Semelhança não quer dizer igualdade, posto que se assim fosse, a situação concreta já estaria normatizada, mas que seja muito parecida, sendo que as diferenças não sejam tantas a inviabilizar a integração.
No presente caso, verifica-se que a situação concreta posta à consulta se assemelha muito às disposições regulamentares do art. 5º e do art. 6º do Anexo VIII do Decreto nº 4.852/97, que disciplina as operações INTERNAS (e não interestaduais) de remessa de cereal por produtor agropecuário para depósito em armazém geral.
Com efeito, o art. 5º do Anexo VIII do Decreto nº 4.852/97 determina que o armazém geral, a cooperativa, o industrial ou o comerciante atacadista com termo de credenciamento emita uma nota fiscal para acompanhar o trânsito do milho com destino ao seu estabelecimento (destinatário). Entretanto, tal determinação refere-se às operações internas. Nas operações interestaduais, ex vi do disposto nesse art. 5º, e fazendo uso da analogia das operações internas com as interestaduais, o próprio produtor rural fica com a obrigação de emitir a nota fiscal de simples trânsito, que pode ser através da repartição fiscal, para o produtor rural não credenciado à emissão de sua própria nota fiscal, ou pelo próprio produtor, caso esteja credenciado à emissão de nota fiscal própria.
Nessa nota fiscal emitida pelo produtor rural deverá constar a seguinte expressão, conforme art. 5º, § 1º, alínea “a”, item 2, do citado Anexo VIII do RCTE: "TRÂNSITO DE PRODUTO DESTINADO A DEPÓSITO, no caso de remessa diretamente do produtor ou extrator para depósito em armazém geral ou cooperativa".
Alfim, observe-se que tal nota fiscal de trânsito deverá ser registrada com valor da operação igual a zero (§ 3º do art. 5º).

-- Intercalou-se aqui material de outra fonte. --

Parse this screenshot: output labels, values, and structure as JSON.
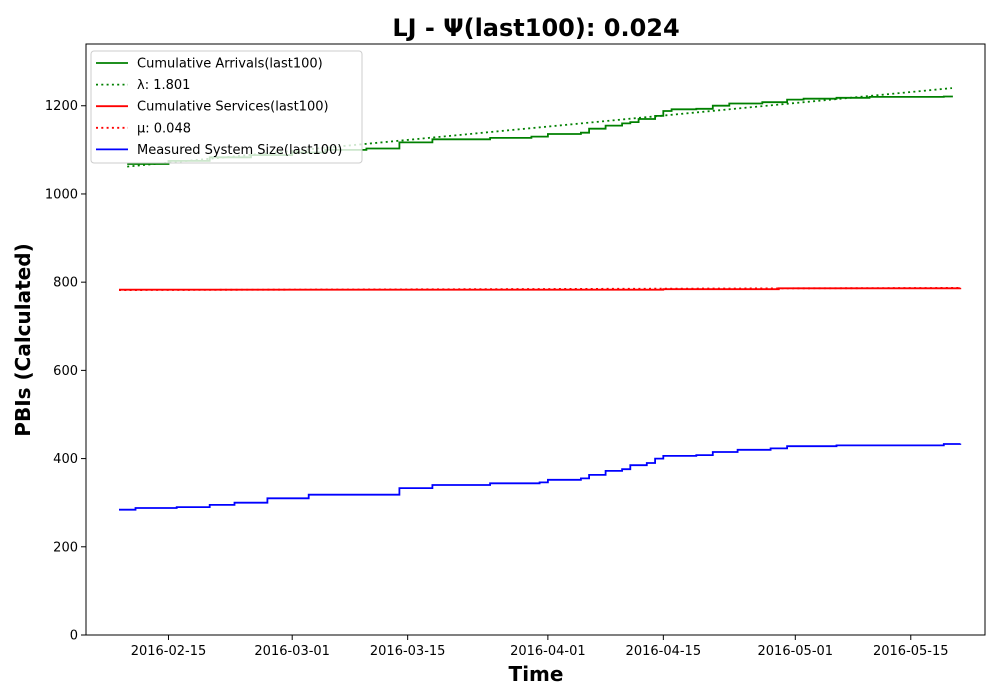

Eis a seguir os dispositivos do art. 5º do Anexo VIII do RCTE, que disciplinam tal operação de trânsito:
Art. 5º Fica autorizado o uso de nota fiscal, modelo 1 ou 1-A, previamente emitida pelo destinatário, como documento hábil para acobertar a operação interna de circulação que envolva produto agropecuário e substância mineral ou fóssil, relacionados no art. 2º, nas seguintes situações:
I - aquisição efetuada pela indústria, diretamente do extrator ou produtor;
II - remessa, diretamente do estabelecimento extrator ou produtor, inclusive de arroz e feijão, para depósito em armazém geral ou cooperativa da qual o remetente faça parte;
III - aquisição de substância mineral em estado natural efetuada diretamente por estabelecimento comercial.
§ 1º Esta faculdade:
I - pode ser estendida à aquisição de produto agropecuário ou fóssil realizada por estabelecimento comercial eleito substituto tributário pela operação anterior mediante Termo de Credenciamento, conforme dispuser ato do Subsecretário da Receita Estadual.

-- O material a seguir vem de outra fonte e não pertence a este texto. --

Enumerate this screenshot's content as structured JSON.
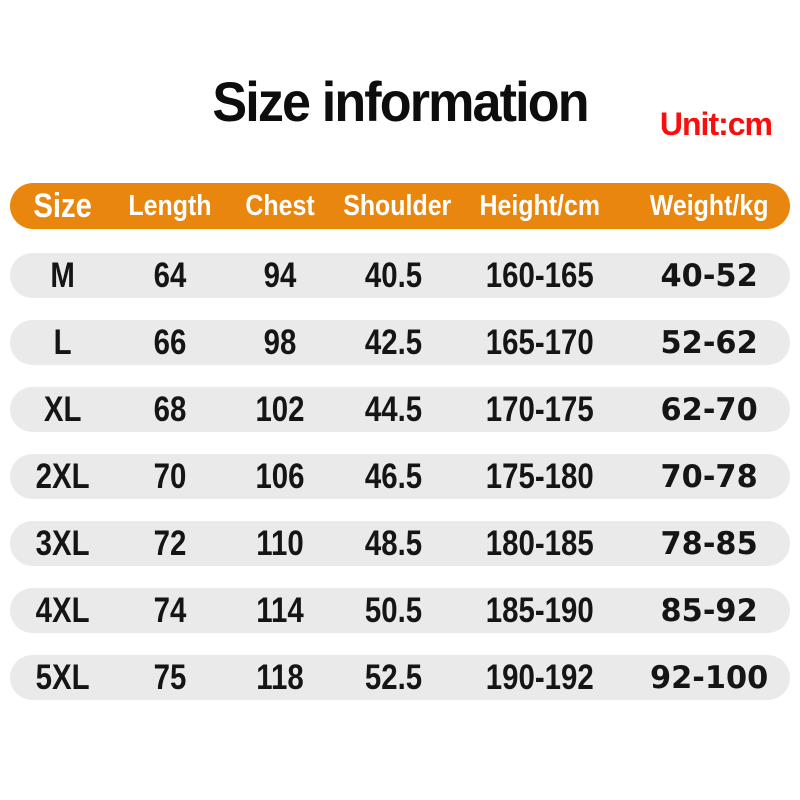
{
  "header": {
    "title": "Size information",
    "unit": "Unit:cm"
  },
  "colors": {
    "accent_orange": "#E8860D",
    "row_gray": "#EAEAEA",
    "unit_red": "#F90D0D",
    "header_text": "#FFFFFF",
    "title_black": "#0D0D0D",
    "body_text": "#151515"
  },
  "chart_data": {
    "type": "table",
    "title": "Size information",
    "annotation": "Unit:cm",
    "columns": [
      "Size",
      "Length",
      "Chest",
      "Shoulder",
      "Height/cm",
      "Weight/kg"
    ],
    "rows": [
      [
        "M",
        "64",
        "94",
        "40.5",
        "160-165",
        "40-52"
      ],
      [
        "L",
        "66",
        "98",
        "42.5",
        "165-170",
        "52-62"
      ],
      [
        "XL",
        "68",
        "102",
        "44.5",
        "170-175",
        "62-70"
      ],
      [
        "2XL",
        "70",
        "106",
        "46.5",
        "175-180",
        "70-78"
      ],
      [
        "3XL",
        "72",
        "110",
        "48.5",
        "180-185",
        "78-85"
      ],
      [
        "4XL",
        "74",
        "114",
        "50.5",
        "185-190",
        "85-92"
      ],
      [
        "5XL",
        "75",
        "118",
        "52.5",
        "190-192",
        "92-100"
      ]
    ]
  }
}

II - não abrange a operação em que o remetente emita nota fiscal própria e adote regime periódico de apuração e pagamento do ICMS.
III - exige que a nota fiscal contenha, além das indicações previstas na legislação tributária, as seguintes:
a) como natureza da operação, as expressões:
1. TRÂNSITO DE PRODUTO ADQUIRIDO PELA INDÚSTRIA, no caso da aquisição efetuada pela indústria diretamente do produtor ou extrator;
2. TRÂNSITO DE PRODUTO DESTINADO A DEPÓSITO, no caso de remessa diretamente do produtor ou extrator para depósito em armazém geral ou cooperativa;
3. TRÂNSITO DE SUBSTÂNCIA MINERAL EM ESTADO NATURAL, no caso de aquisição efetuada diretamente por estabelecimento comercial;
b) revogada;
c) a observação: EMITIDA PARA EFEITO DE TRÂNSITO;
d) o número do conhecimento de transporte rodoviário de carga.
(...)
§ 3º A nota fiscal deve ser registrada no livro próprio, com a indicação do valor da operação igual a zero e na coluna OBSERVAÇÕES anotar o número da nota fiscal de entrada correspondente, bem como os demais esclarecimentos necessários.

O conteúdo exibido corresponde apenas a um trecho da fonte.